Tabassum Akhlaq (also known as Tabassum Afridi and Tabassum Akhlaq Malihabadi, born 19 May 1964) is a poet, writer, columnist and event organiser from Pakistan. She is the granddaughter of Josh Malihabadi and the founding chairperson of Josh Memorial Committee.

==Early life==
Tabassum Akhlaq, birth name Tabassum Afridi, was born to Sajjad Haider Kharosh and Anwar Begum on 19 May 1964 in Karachi, Pakistan. Her father was the only son of the revolutionary Urdu poet, Josh Malihabadi while her mother was the daughter of a former Minister to the Nawab of the princely state of Junagadh. After her grandfather was blacklisted by the then President of Pakistan, Ayub Khan, the business of her father was sealed and all assets confiscated.

.During this time of turmoil, her father went through a nervous breakdown and her mother went schizophrenic leaving the responsibility of her education and upbringing of her younger brother to her elder brother and two elder sisters. She completed her primary education at Pakistan Model School, Karachi.

In 1973, her family moved to Islamabad to live with Josh Malihabadi. There, she enrolled in F.G College, F-7/2, Islamabad for secondary education. While living in Islamabad, she became influenced by the poetry of her grandfather, Josh Malihabadi. She started writing free verse poetry at the early age of 12. During that time, literary gatherings were held on a regular basis at her residence. She regularly attended these gathering (Urdu: مشاعره) and as a result of the influences, she slowly developed her own writing style and gradually developed into a mature poet. She participated in and won various poetry and prose competitions in her college. She completed her graduation (BA Urdu and History) from F.G College, F-7/2, Islamabad in 1982.

==Personal life==
She married Akhlaq Ahmad Malik, an entrepreneur and government supplier, on 29 April 1984. She relocated to Rawalpindi after marriage and has four children.

==Josh Memorial Committee==
Her grandfather, Josh Malihabadi died on 22 February 1982 in Islamabad, Pakistan after prolonged illness. After his death, Tabassum Akhlaq assumed the responsibility to carry his literary legacy. She founded the Josh Memorial Committee on 10 January 1987 along with Maulana Kausar Niazi, Zia Jalandhari, Dr. Inaam-ul-Haq Javed, Ghazanfar Mehdi, Farrukh Jamal, Syed Arif, Shams Rizwi, Maqsood Jafri and various others. Maulana Kausar Niazi was the first chairman of the committee. The committee was formed to organise seminars and conferences on the life, personality, history and literary work of Josh Malihabadi.

After the death of Kausar Niazi in 1994, Akhlaq became the chairperson of Josh Memorial Committee. Under her leadership, the committee continues to operate at national level and organises seminars bi-annually on the birthday (5 December) and death anniversary (22 February) of Josh Malihabadi.

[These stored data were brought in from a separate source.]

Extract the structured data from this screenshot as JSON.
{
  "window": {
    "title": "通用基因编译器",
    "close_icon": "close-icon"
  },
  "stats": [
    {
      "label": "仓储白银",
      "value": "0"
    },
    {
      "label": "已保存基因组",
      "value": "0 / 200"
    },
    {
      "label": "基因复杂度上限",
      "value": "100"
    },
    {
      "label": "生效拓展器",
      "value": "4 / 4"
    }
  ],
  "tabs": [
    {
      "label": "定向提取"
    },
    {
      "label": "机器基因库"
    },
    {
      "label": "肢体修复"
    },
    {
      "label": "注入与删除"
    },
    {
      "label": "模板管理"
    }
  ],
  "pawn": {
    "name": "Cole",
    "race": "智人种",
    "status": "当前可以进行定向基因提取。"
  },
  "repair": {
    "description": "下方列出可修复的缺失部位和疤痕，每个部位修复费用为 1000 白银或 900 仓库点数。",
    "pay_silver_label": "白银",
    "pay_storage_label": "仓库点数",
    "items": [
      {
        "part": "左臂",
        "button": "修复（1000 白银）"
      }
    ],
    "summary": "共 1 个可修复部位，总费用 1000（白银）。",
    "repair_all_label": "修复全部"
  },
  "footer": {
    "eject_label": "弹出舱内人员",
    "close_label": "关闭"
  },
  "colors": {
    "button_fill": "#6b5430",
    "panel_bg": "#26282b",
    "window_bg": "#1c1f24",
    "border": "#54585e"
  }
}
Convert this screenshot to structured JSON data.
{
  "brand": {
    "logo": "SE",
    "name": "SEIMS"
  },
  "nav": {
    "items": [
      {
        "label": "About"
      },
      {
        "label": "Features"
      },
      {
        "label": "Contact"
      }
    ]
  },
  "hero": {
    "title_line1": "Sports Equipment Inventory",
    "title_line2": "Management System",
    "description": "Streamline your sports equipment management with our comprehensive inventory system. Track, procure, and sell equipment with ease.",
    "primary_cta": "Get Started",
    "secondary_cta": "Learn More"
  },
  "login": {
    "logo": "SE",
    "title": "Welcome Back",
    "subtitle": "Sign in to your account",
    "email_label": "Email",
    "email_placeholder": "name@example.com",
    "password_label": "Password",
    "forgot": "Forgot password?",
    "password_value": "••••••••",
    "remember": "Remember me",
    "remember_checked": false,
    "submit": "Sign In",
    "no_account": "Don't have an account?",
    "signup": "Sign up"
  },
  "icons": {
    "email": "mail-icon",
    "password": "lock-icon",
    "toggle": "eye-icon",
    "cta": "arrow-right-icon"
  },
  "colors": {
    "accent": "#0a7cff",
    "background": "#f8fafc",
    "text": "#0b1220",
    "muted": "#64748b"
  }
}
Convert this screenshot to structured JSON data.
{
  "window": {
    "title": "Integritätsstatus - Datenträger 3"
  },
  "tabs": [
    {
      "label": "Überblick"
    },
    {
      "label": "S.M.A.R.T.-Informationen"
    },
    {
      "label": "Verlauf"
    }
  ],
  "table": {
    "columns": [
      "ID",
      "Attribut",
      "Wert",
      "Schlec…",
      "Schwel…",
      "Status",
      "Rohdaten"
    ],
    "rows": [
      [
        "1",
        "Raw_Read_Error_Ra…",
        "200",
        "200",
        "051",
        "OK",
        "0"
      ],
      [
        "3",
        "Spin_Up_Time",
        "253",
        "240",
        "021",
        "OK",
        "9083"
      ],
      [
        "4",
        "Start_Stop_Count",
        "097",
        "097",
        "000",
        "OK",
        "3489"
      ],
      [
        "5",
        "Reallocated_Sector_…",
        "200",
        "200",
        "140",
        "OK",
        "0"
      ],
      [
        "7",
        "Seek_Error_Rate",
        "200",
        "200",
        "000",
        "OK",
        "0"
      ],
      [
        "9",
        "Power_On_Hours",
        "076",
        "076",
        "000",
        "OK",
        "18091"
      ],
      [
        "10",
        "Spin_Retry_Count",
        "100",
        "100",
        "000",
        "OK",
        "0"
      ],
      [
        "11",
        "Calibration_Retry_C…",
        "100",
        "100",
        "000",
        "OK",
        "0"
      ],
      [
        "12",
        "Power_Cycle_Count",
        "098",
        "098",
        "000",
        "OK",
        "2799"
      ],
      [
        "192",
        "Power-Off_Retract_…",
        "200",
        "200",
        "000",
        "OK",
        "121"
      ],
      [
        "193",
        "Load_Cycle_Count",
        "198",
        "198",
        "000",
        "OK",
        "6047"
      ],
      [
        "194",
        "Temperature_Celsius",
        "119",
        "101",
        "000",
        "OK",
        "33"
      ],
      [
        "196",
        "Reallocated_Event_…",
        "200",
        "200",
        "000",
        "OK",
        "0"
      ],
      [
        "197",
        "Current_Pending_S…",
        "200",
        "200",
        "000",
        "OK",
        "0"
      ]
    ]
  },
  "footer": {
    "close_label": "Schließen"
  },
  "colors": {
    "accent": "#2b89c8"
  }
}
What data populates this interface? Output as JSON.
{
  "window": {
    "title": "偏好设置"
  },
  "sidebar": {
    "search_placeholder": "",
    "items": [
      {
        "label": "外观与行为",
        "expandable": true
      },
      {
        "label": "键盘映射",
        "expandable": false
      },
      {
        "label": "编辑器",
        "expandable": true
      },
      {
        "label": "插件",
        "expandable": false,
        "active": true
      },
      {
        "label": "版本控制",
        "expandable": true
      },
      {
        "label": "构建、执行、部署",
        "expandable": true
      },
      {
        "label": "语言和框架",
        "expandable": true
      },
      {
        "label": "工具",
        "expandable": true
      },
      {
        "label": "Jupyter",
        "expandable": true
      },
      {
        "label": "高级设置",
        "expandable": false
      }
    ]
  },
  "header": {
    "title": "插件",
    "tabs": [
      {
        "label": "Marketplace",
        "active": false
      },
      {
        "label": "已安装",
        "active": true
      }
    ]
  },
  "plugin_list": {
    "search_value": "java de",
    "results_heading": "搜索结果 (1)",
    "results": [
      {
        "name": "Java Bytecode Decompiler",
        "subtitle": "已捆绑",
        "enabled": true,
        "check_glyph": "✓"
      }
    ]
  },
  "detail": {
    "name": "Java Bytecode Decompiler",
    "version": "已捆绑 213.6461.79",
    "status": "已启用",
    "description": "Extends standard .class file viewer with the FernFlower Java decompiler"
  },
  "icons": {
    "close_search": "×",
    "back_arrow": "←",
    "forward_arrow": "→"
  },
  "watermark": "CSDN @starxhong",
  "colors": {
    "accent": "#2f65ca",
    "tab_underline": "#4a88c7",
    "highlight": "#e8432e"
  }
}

==Contributions to Urdu literature==
Tabassum Akhlaq is an active poet, speaker and columnist in domestic, national and international events. Romance, religion, solitude and peace are the major themes of her poetry. Four of her poetry books are in the stage of either printing, publishing, proofreading or composing. She is also working on a biography of Josh Malihabadi and a compilation of her columns.

In August 2012, the Government of Pakistan announced Hilal-e-Imtiaz for Josh Malihabadi. The award was presented to Tabassum Akhlaq on 23 March 2013.